The 17 bodies were found beneath a construction site in the eastern Baghdad neighborhood of Ur, just at the edge of Sadr City. The victims were blindfolded with tape across their mouths and may have been buried alive, according to Iraqi authorities who uncovered the grave in November. The corpses had lain there since at least 2007.
The grisly find was one of six recently uncovered mass graves cited in the newest U.N. human-rights report on Iraq. The five others were found in areas controlled by Sunni insurgents during the peak periods of violence in Iraq in 2006 and 2007, meaning the killers likely had no connection to the Iraqi government. But the grave in Ur was almost certainly the work of killers associated with the Shi'ite Mahdi Army militia, which was supported by elements of the Iraqi security forces. (See a multimedia presentation of emergency-room work amid the 2007 fighting.)

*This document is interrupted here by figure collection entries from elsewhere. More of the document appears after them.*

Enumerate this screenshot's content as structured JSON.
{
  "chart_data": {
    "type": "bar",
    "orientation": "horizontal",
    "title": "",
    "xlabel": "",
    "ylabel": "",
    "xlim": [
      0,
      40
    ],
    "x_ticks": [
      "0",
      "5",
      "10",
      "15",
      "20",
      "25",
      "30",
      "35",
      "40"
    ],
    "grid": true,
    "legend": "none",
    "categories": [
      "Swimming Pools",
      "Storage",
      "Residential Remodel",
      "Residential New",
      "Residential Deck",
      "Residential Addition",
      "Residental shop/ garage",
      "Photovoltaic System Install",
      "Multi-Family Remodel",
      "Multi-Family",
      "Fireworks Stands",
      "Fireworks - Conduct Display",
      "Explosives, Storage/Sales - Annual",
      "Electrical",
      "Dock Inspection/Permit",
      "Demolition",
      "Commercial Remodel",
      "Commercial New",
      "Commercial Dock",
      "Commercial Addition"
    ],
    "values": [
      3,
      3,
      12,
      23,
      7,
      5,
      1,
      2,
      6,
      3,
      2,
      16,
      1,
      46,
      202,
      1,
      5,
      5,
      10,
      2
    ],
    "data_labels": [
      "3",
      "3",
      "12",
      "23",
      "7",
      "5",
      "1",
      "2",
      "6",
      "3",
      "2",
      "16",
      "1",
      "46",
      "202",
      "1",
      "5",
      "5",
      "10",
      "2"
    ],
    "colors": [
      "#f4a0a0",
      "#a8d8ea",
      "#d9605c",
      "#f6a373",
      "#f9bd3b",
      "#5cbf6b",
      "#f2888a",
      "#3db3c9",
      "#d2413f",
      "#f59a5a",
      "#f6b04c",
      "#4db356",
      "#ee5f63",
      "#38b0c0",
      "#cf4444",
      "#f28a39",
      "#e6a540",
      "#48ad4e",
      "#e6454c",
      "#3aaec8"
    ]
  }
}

In early 2008, of course, the Mahdi Army would break dramatically with Iraqi Prime Minister Nouri al-Maliki, engaging government forces in open warfare. Loyalists to Mahdi Army leader Muqtada al-Sadr (who once participated in al-Maliki's government) openly despise the Prime Minister, whose soldiers came out on top in the confrontation. (See pictures of Iraq amid the 2006-07 crisis by photographer Yuri Kozyrev.)
Those very government forces are now about to be entrusted with the security of the streets of Iraq and their role in the fate of the bodies found in Ur raises questions about how in the future they will deal with not just crime, but also political opposition and international standards of justice. Al-Maliki's record does not comfort human-rights activists.
To start, al-Maliki's original alliance with al-Sadr raises questions about the Prime Minister's scruples. Al-Maliki and the Iraqi policymakers close to him did not necessarily see a problem working with a murderous militia that held considerable sway in the Iraqi army and national police. In fact, al-Maliki, who is Shi'ite, appeared more inclined to accept Shi'ite militia support than U.S. military help.
Since then, Iraq has done little to encourage accountability for alleged human-rights abuses by Iraqi security forces working with Shi'ite militias at the height of the sectarian killings. General David Petraeus, the former top U.S. commander in Iraq, and former Baghdad Ambassador Ryan Crocker repeatedly quarreled with al-Maliki on the matter throughout 2008, pressing the Prime Minister to clear the way for the trial of at least one senior Ministry of Interior official accused of orchestrating prison abuses and murders. Al-Maliki resisted the U.S. pressure and largely seemed unconcerned about investigating a myriad of cases in which Iraqi security forces, chiefly the national police, remain accused of rape, torture and murder in conjunction with sectarian death squads.
This week, al-Maliki's administration reiterated its call for U.S. forces to adhere to a withdrawal schedule that would take U.S. troops off the streets of Iraq entirely by June, despite the suggestion from some U.S. commanders that they may be needed in restive areas such as Mosul and Diyala province. After July, U.S. forces will presumably remain in significant numbers at bases outside urban areas and continue to offer support to the Iraqi army and police for the foreseeable future. That arrangement risks leaving U.S. troops providing military support to Iraqi security forces who may or may not adhere to human-rights norms when facing a probable rise in violence in the wake of the U.S. drawdown.
Brigadier General James Milano, the most senior U.S. commander dedicated wholly to working with the Ministry of Interior, said human-rights issues remained a concern regarding the practices of Iraq's police and soldiers going forward. Milano stressed that Iraqi security forces had made improvements in the human-rights realm in recent years. Still, Milano said, U.S. and nongovernmental agencies remain watchful, particularly in Iraqi jails, where reports of human-rights abuses continue to surface, according to U.N. reports. "We participate with them in inspections of detention centers," said Milano, who acknowledged that Iraqi jails face a serious overcrowding problem. "We're looking, of course, for any kind of signs of abuse or mistreatment."